Dorcas si apre finalmente nel primo vero sorriso sincero, come se il senso pratico della sua ospite non fosse altro che una conferma ulteriore delle proprie intuizioni.
«Prima ho bisogno di sapere qualcosa», le dice cogliendola di sorpresa.
«Sono curiosa di sapere la ragione che ti ha spinta a chiedermi di vederci dopo così tanto tempo e senza che avessimo mai davvero parlato in modo confidenziale».
Dorcas non reprime un risolino nervoso, consapevole che è arrivato il momento di scoprire le carte in un modo che potrebbe anche ritorcersi contro di lei.
«Ho bisogno di sapere per quale ragione lo scorso anno hai interrotto il tuo fidanzamento con Antonin Dolohov».
Emmeline scoppia a ridere, poco prima di agitare la bacchetta e riempire ancora i calici dinanzi a loro.
«Spero tu sia libera per cena perché ne avremo per molto». 

 


Fonte: Harry Potter e il Principe Mezzosangue, I Ed., Capitolo 20, pag. 406:«Allora se dovessi andare alla Testa di Porco adesso, non ne troverei un gruppo - Nott, Rosier, Mulciber, Dolohov - in attesa del tuo ritorno?».
Koldovstoretz, una delle undici scuole di Magia registrate presso la Confederazione Internazionale dei Maghi ed indicata da. J.K. Rowling. Dovrebbe trovarsi presumibilmente in Russia.
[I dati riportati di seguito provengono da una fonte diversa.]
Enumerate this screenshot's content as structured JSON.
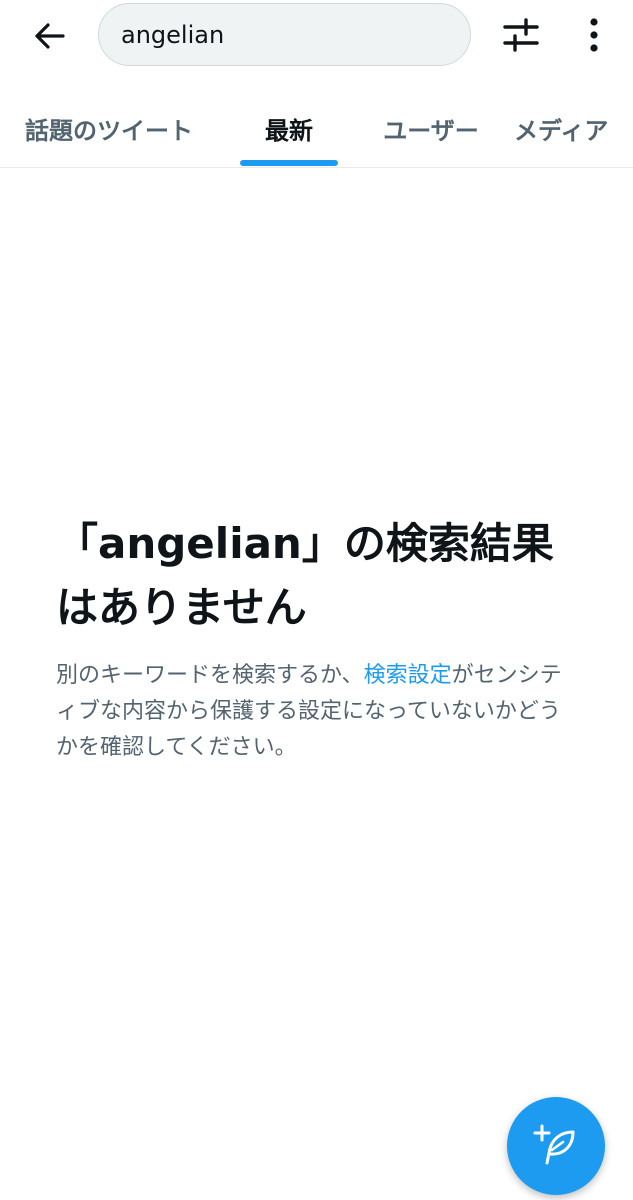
{
  "search": {
    "query": "angelian"
  },
  "tabs": [
    {
      "label": "話題のツイート"
    },
    {
      "label": "最新",
      "active": true
    },
    {
      "label": "ユーザー"
    },
    {
      "label": "メディア"
    }
  ],
  "empty_state": {
    "title": "「angelian」の検索結果はありません",
    "desc_before": "別のキーワードを検索するか、",
    "desc_link": "検索設定",
    "desc_after": "がセンシティブな内容から保護する設定になっていないかどうかを確認してください。"
  },
  "icons": {
    "back": "arrow-left-icon",
    "filter": "sliders-icon",
    "more": "more-vertical-icon",
    "compose": "feather-plus-icon"
  },
  "colors": {
    "accent": "#1d9bf0",
    "text_primary": "#0f1419",
    "text_secondary": "#536471"
  }
}
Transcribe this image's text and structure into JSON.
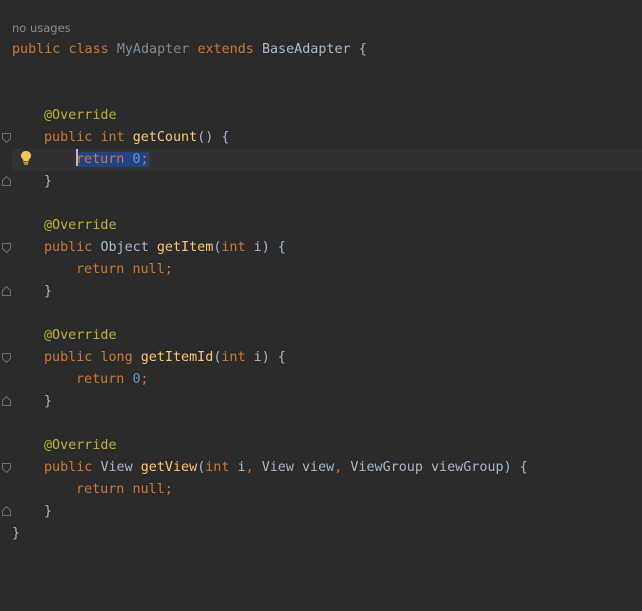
{
  "hint": "no usages",
  "class_decl": {
    "kw_public": "public",
    "kw_class": "class",
    "name": "MyAdapter",
    "kw_extends": "extends",
    "parent": "BaseAdapter",
    "open": "{",
    "close": "}"
  },
  "methods": [
    {
      "annotation": "@Override",
      "kw_public": "public",
      "ret_type": "int",
      "name": "getCount",
      "params_open": "(",
      "params": "",
      "params_close": ") {",
      "body_kw": "return",
      "body_val": "0",
      "body_end": ";",
      "close": "}"
    },
    {
      "annotation": "@Override",
      "kw_public": "public",
      "ret_type": "Object",
      "name": "getItem",
      "p1_type": "int",
      "p1_name": "i",
      "body_kw": "return",
      "body_val": "null",
      "body_end": ";",
      "close": "}"
    },
    {
      "annotation": "@Override",
      "kw_public": "public",
      "ret_type": "long",
      "name": "getItemId",
      "p1_type": "int",
      "p1_name": "i",
      "body_kw": "return",
      "body_val": "0",
      "body_end": ";",
      "close": "}"
    },
    {
      "annotation": "@Override",
      "kw_public": "public",
      "ret_type": "View",
      "name": "getView",
      "p1_type": "int",
      "p1_name": "i",
      "p2_type": "View",
      "p2_name": "view",
      "p3_type": "ViewGroup",
      "p3_name": "viewGroup",
      "body_kw": "return",
      "body_val": "null",
      "body_end": ";",
      "close": "}"
    }
  ],
  "colors": {
    "background": "#2b2b2b",
    "current_line": "#323232",
    "selection": "#214283",
    "keyword": "#cc7832",
    "annotation": "#bbb529",
    "method": "#ffc66d",
    "number": "#6897bb",
    "text": "#a9b7c6"
  },
  "icons": {
    "intention": "lightbulb-icon",
    "fold": "fold-marker-icon"
  }
}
Downing Street è la strada in cui ha la residenza e sede il Primo Ministro britannico. Nel libro Harry Potter e il Principe Mezzosangue viene riportata la notizia dell'omicidio di Emmeline anche sui giornali Babbani proprio perché avvenuto a pochi passi dal Primo Ministro.
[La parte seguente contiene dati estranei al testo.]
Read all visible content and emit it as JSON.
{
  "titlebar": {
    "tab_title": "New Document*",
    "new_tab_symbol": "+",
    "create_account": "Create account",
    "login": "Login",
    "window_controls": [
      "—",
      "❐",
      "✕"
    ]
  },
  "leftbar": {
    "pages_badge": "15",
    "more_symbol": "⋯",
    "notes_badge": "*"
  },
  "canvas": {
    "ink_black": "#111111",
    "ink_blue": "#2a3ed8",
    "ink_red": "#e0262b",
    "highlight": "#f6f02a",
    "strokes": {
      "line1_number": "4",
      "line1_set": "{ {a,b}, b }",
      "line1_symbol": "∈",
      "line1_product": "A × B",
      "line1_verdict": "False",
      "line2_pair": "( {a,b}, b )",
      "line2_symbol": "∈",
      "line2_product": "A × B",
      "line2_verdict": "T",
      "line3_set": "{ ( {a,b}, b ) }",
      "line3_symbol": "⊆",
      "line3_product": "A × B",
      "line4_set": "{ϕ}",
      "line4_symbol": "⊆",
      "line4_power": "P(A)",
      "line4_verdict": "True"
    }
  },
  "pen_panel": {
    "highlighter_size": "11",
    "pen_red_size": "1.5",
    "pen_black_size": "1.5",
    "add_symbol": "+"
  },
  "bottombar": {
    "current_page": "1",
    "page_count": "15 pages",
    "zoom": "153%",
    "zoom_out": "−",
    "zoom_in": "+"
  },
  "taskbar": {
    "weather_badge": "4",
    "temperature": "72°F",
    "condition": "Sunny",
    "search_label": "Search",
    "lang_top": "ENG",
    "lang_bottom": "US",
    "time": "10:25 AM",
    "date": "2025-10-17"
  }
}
Emmeline è descritta come una strega dall'aria nobile e mi sono divertita ad inserire questo piccolo particolare.


Note: Come avevo già annunciato, i miei tempi sono particolari e tengo troppo a questa storia per lasciare qualcosa di intentato. Ragione per la quale temo che gli aggiornamenti saranno un po' lunghi. Nonostante io tenda a scrivere di getto, ho bisogno costante di ricontrollare tanti piccoli dettagli e cercare di far incastrare quello che è il mio personalissimo canon con il vero canon.
In questo capitolo, che è ancora preparatorio in senso stretto, ho presentato Benji, il personaggio al quale, probabilmente, devo la nascita dell'intero progetto. Mi è capitato in una lista di personaggi per un gioco di scrittura e per lui ho immaginato una storia che all'epoca non sono riuscita a scrivere ma che, quando ci arriverò, sarà una parte fondamenale di questa storia e che mi ha motivata a scrivere e ad allargare da quel singolo episodio a tutto il resto. La descrizione di Benji Fenwick si basa su pochissime indicazioni date su Pottermore, che lo descrivono dalla carnagione più scura, ragione per la quale ho cercato di costruire un background un po' diverso.
Insomma, non voglio dire che da ora in poi la storia sarà in discesa ma conto di essere leggermente più rapida.
Per chiunque abbia speso un briciolo del proprio tempo per questa storia, ho soltanto infiniti ringraziamenti.